Does anyone have any tips/comments on determining what components of a vehicle are made from hardend / high strength steel?
Working a job is one thing ,but while drilling on extrication techniques I do not want to overextend the capabilities of our Hurst cutter and run the risk of damaging the blades. Budget $$ is tight. We were drilling on a mini van the other day which we had done a nice backhoe crush job on prior to the drill. Tunneling through the back of the vehicle the question came up on cutting a seat latch out. We paused as we were uncertain of the type of steel in the seat latch. Needless to say we went to plan B and avoided cutting the latch.
Modern cars do indeed have hardened steel in the "Nader" bolts (actual name..named after Ralph Nader)...But we have found that they can still be cut even with hand tools...just takes longer....you won't break your rescue tools trying to cut one....even if it is beyond your tools capability....the unit just won't do it.....you might want to talk with a Hurst rep and see what the specs for your particular model are.....
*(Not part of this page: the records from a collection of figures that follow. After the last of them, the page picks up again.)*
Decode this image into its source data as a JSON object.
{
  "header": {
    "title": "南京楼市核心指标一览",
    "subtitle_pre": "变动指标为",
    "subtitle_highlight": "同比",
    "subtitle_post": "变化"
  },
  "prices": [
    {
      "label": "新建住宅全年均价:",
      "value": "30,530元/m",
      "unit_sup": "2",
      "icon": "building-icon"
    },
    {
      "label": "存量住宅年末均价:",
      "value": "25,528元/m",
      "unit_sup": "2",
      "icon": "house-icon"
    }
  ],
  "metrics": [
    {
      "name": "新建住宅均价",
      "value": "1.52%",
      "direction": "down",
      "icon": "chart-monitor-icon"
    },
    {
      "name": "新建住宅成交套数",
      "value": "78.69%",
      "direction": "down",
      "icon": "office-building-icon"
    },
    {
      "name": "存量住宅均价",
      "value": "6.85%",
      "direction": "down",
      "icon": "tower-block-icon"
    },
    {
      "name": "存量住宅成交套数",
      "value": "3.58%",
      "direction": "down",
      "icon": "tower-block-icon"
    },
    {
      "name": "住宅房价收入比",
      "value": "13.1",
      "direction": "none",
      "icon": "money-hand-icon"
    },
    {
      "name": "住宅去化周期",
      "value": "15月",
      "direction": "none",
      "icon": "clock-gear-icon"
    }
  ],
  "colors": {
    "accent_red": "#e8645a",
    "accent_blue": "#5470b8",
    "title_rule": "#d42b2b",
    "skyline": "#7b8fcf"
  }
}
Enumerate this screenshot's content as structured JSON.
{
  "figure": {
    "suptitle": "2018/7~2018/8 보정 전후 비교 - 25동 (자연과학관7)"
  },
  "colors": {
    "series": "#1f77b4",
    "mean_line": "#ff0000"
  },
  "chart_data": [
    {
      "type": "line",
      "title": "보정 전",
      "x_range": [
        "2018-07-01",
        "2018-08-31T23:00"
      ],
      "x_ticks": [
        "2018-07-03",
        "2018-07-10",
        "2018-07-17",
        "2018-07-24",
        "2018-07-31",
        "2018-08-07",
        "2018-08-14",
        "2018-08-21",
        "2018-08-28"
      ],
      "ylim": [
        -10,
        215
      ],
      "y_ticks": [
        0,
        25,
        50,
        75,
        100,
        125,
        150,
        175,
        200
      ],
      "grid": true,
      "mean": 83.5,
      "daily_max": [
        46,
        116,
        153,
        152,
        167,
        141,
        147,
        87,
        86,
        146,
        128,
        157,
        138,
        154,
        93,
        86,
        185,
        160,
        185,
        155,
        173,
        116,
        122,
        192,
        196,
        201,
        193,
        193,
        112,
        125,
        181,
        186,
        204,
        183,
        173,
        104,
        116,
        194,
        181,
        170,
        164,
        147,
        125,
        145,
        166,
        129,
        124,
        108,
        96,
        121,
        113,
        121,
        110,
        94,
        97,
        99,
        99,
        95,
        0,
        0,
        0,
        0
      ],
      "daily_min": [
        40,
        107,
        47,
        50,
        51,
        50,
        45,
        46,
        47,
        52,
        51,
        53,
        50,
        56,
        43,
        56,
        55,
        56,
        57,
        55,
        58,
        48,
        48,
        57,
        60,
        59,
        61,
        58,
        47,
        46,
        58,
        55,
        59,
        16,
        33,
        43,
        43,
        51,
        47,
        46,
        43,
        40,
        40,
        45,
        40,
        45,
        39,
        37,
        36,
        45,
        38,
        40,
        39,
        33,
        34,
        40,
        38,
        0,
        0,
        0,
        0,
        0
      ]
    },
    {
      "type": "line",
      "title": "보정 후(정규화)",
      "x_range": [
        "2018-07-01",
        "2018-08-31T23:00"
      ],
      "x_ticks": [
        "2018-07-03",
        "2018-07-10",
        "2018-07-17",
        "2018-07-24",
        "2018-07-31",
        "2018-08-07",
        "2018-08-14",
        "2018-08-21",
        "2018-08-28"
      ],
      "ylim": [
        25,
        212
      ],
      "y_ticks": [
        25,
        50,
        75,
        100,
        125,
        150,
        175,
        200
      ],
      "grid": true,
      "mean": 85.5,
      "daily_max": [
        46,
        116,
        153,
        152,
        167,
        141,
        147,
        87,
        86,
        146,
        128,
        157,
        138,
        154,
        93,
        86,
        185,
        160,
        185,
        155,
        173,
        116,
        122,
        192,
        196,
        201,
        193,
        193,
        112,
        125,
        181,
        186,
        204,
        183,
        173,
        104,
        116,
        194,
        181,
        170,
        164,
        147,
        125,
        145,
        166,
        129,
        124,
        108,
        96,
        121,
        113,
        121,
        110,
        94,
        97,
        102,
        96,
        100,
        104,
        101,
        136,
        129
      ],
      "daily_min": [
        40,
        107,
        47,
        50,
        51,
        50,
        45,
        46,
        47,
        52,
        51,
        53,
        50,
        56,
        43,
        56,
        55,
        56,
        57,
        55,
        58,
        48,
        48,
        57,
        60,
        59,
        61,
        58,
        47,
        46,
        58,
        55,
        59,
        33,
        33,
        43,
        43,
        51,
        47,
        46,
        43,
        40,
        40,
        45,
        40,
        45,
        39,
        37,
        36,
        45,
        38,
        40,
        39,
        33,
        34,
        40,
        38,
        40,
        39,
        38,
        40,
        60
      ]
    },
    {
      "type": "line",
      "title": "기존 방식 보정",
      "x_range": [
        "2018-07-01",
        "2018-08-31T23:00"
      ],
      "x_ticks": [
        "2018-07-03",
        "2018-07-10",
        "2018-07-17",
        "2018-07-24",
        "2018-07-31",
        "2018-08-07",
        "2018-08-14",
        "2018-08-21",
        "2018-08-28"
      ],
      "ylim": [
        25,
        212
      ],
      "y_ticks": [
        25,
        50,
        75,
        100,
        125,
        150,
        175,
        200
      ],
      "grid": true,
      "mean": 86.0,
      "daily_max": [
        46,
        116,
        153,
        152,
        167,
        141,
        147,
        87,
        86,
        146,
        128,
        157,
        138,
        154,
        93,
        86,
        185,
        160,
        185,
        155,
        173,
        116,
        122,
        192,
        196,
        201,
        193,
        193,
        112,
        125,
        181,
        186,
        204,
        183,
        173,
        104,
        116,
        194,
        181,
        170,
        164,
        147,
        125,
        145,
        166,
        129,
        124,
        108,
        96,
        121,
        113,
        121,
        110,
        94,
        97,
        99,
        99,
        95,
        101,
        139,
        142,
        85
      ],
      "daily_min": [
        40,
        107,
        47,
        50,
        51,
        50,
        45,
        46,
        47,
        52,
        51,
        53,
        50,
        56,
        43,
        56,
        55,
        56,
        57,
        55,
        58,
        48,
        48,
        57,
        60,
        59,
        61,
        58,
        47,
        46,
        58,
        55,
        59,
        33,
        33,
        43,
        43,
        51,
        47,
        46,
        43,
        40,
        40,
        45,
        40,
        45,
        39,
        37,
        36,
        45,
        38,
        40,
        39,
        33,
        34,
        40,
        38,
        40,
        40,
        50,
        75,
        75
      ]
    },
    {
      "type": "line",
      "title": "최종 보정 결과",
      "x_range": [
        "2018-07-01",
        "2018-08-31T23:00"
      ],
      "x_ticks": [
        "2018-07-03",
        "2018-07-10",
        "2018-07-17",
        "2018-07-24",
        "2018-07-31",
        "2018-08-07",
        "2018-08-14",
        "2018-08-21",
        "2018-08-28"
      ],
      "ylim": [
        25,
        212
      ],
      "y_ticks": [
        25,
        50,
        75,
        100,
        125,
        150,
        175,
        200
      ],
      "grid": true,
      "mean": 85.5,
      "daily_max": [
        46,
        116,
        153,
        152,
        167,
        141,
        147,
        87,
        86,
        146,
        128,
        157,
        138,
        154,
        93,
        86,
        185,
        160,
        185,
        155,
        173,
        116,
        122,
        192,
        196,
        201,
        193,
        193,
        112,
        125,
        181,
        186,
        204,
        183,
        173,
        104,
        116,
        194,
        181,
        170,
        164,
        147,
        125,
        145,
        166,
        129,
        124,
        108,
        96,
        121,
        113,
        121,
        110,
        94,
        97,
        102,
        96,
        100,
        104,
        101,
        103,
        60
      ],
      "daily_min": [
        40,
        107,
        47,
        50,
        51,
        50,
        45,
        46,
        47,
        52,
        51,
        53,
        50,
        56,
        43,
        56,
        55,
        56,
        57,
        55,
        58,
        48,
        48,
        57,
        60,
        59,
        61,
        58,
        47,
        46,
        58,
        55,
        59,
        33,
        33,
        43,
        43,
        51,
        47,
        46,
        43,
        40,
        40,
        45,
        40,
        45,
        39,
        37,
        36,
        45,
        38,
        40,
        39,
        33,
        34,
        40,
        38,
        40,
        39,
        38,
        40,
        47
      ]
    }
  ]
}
AHSS (Advanced High Strength Steel) such as Boron used in most newer vehicle construction (1998 and above) are located mainly in the door pillars, and rocker panels etc. The Nader Pin and some brake pedals are hardened and difficult to cut with older tools. I echo Paul's idea of checking with your Hurst rep.
Depending on the brand of tool, most cutters manufactured within the last 5 years, are able to handle AHSS although techniques may need to be modified. Even if you are using an older set of tools, there are many work arounds and techniques where you can bypass the AHSS areas.
A search on the internet will show many websites where information can be found. Here are a couple to get you started.
form my years of service and knowing tech data from auto dealerships they are putting hardened steel in a posts and top side of b posts due to new air bag placments and also the borom of b posts where the seatbelt brackets are . and due to trial and tool brakege we have found these areas
Thanx for the good info. I spoke to my Hurst Rep this am and he answered the question by saying the cutter will simply stop....... if it is overwhelmed when cutting into material which is just to hard for the cutter.
He mentioned the Hurst tool we carry will generally not have a problem with hardened steel. What he did share with me, worth passing on," it is not the material which generally damages a cutter but more so the technique of the operator". When cutting and the cutter starts to twist into the cut, the material on the opposite sides of the cutter is putting undo force on the two sides of the cutter blades. STOP - reposition and continue.If you do not slow down and reposition the cutter, the blades have a chance of getting a nasty nick or deformation.This will intern lead to problems. Ya do not cut with the tips but work on the technique. Use the cutter tool like a scalpel vs a machete- Good info.